Suppose $D$ is a PID and $M,N$ are $D$-modules and we have $\varphi_1:D\longrightarrow M$ and $\varphi_2:D\longrightarrow N$ isomorphism.
Then if I take $\varphi:D\oplus D\longrightarrow M\oplus N$, $\varphi(x,y)=\left(\varphi_1(x),\varphi_2(y)\right)$ we have an isomorphism if I am not mistaken.
My questions are:
Does it hold when, for example, $N\simeq D/(d)$, with $(d)$ a principal ideal of $D$, then $M\oplus N\simeq D\oplus D/(d)$?

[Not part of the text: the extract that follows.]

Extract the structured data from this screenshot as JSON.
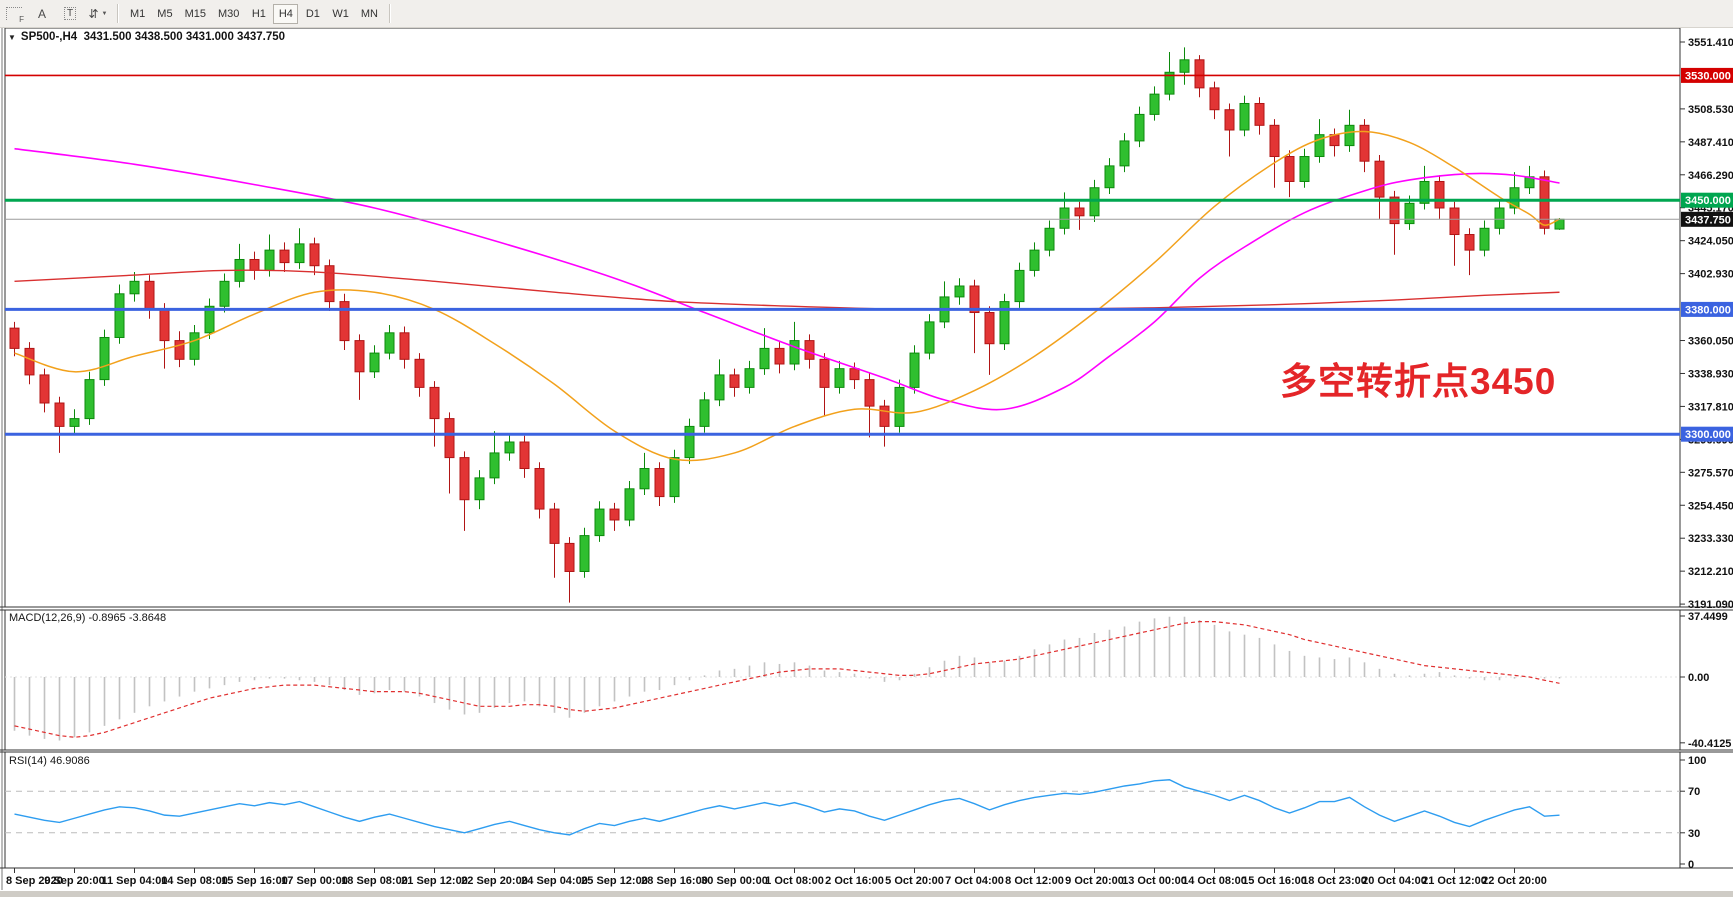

Does it hold if $D$ is not a PID?
For the first one the answer is no. Let $D=\mathbb{Z}$ and $d$ be any positive integer then $\mathbb{Z}\oplus\mathbb{Z}\not\simeq \mathbb{Z}\oplus \mathbb{Z}/{\langle d\rangle}$, since $\mathbb{Z}\oplus \mathbb{Z}/{\langle d\rangle}$ has an element of finite order whereas $\mathbb{Z}\oplus\mathbb{Z}$ does not have any element of finite order.
For the second, the answer is yes. As the isomorphism $\varphi$ does not depend on the PID property.
I will try to keep the old answer and answer the new one also.
Yes, in this case it is still true (if you needed some more explanation I could give it, but I think it is easy to check)